Our Data Connectors bring data to Polly from controlled repositories, publications or your own proprietary data at scale. With our ML-driven Curation Infrastructure, data enrichment occurs in an automated manner. End-to-end data pre-processing (identifier mapping, alignment, normalization, quality check) is orchestrated on our Analysis Pipeline.
The depth of data curation enables both intuitive point-and-click filtering as well as advanced querying through code, across our entire data catalog of OmixAtlases. Polly Libraries lets you perform complex querying across different types of datasets, samples, and specific features.Our curation pipeline provides rich and harmonized metadata annotations with scientific context and high accuracy, streamlining your search for data.
Enrich & Analyse
Analyze ML-ready data by hosting applications and running Notebooks on Polly’s robust computational infrastructure. Polly Libraries offer a high degree of flexibility in slicing and dicing data using code, enabling integrative data analysis. Access and integrate data from Polly through Libraries on your own computational infrastructure.
In-built apps and customizable visualization dashboards enable easy data interpretation. Generate one-click custom reports for your data, code, analyses and results that you can seamlessly share with your team.

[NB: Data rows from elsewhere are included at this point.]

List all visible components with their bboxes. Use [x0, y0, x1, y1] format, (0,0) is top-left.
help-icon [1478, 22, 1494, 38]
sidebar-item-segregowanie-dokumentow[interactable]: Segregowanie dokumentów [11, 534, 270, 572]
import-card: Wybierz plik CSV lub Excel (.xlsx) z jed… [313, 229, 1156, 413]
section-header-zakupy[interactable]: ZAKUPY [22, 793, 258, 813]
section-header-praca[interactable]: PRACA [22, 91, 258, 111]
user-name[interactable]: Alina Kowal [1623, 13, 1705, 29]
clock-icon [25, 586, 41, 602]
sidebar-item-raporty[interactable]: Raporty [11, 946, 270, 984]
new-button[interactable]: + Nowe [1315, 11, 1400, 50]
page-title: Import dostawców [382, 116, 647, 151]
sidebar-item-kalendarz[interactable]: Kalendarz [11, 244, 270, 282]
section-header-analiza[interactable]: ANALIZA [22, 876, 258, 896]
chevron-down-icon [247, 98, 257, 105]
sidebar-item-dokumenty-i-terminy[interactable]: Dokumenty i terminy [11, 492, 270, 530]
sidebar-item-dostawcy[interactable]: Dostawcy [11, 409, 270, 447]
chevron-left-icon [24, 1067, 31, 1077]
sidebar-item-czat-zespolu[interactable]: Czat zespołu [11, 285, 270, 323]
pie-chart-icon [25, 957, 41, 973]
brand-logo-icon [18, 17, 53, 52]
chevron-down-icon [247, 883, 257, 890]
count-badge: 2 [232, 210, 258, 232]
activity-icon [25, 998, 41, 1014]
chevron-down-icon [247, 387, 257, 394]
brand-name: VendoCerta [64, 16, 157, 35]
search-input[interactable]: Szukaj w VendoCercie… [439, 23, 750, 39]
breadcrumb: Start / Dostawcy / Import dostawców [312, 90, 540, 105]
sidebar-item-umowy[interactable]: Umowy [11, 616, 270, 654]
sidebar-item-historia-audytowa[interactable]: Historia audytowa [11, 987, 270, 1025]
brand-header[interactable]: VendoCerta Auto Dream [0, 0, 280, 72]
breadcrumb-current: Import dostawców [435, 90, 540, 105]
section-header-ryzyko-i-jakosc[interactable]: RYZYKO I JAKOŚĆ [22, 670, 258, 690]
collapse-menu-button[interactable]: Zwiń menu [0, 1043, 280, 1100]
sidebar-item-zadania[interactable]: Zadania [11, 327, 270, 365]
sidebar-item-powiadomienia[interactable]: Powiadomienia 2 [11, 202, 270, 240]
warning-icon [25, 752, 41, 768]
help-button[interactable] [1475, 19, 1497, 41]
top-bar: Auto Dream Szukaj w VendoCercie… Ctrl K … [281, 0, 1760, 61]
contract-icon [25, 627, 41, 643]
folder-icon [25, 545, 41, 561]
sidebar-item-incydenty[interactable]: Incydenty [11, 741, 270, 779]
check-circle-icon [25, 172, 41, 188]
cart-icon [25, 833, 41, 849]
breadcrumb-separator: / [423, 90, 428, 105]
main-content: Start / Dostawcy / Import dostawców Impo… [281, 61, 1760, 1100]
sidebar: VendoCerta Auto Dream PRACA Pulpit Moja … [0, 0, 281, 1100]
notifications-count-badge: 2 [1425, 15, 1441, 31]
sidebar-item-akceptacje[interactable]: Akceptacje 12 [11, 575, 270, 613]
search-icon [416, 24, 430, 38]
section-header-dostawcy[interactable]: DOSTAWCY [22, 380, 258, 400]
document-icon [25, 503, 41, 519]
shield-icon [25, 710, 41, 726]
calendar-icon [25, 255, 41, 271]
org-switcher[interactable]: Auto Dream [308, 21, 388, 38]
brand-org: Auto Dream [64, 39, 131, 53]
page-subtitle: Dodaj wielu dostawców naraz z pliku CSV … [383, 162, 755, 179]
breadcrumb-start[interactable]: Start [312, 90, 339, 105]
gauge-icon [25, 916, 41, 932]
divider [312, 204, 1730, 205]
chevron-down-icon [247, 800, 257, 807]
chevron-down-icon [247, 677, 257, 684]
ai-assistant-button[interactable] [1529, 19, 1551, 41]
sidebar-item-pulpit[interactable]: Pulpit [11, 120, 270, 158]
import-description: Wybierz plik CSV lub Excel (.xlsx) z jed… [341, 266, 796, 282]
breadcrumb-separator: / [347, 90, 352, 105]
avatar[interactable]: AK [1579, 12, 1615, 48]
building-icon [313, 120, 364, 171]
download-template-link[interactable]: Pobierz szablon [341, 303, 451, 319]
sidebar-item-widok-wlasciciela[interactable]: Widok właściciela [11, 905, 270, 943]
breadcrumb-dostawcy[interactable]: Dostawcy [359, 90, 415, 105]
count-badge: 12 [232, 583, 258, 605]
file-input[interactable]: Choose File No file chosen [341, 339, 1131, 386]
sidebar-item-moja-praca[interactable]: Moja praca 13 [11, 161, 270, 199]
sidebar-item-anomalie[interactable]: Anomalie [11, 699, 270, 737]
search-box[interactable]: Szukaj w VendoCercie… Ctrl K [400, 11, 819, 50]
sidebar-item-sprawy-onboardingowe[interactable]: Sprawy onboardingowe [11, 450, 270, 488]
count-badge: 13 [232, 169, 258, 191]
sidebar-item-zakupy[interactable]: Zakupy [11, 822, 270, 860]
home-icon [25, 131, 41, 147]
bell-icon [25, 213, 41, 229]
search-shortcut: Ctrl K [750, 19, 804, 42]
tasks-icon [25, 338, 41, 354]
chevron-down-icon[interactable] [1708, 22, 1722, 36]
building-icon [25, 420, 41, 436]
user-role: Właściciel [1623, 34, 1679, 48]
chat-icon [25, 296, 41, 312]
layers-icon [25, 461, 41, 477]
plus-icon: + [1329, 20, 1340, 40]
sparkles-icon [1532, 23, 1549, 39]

Workspaces on Polly lets you organize and manage your data in a secure environment.
1. Rustici, G. et al. Transcriptomics data availability and reusability in the transition from microarray to next-generation sequencing. bioRxiv 2020.12.31.425022 (2021) doi:10.1101/2020.12.31.425022.
2. Perez-Riverol, Y. et al. Quantifying the impact of public omics data. Nat. Commun. 10, 1–10 (2019).
3. Wilkinson, M. D. et al. Comment: The FAIR Guiding Principles for scientific data management and stewardship. Sci. Data 3, 1–9 (2016).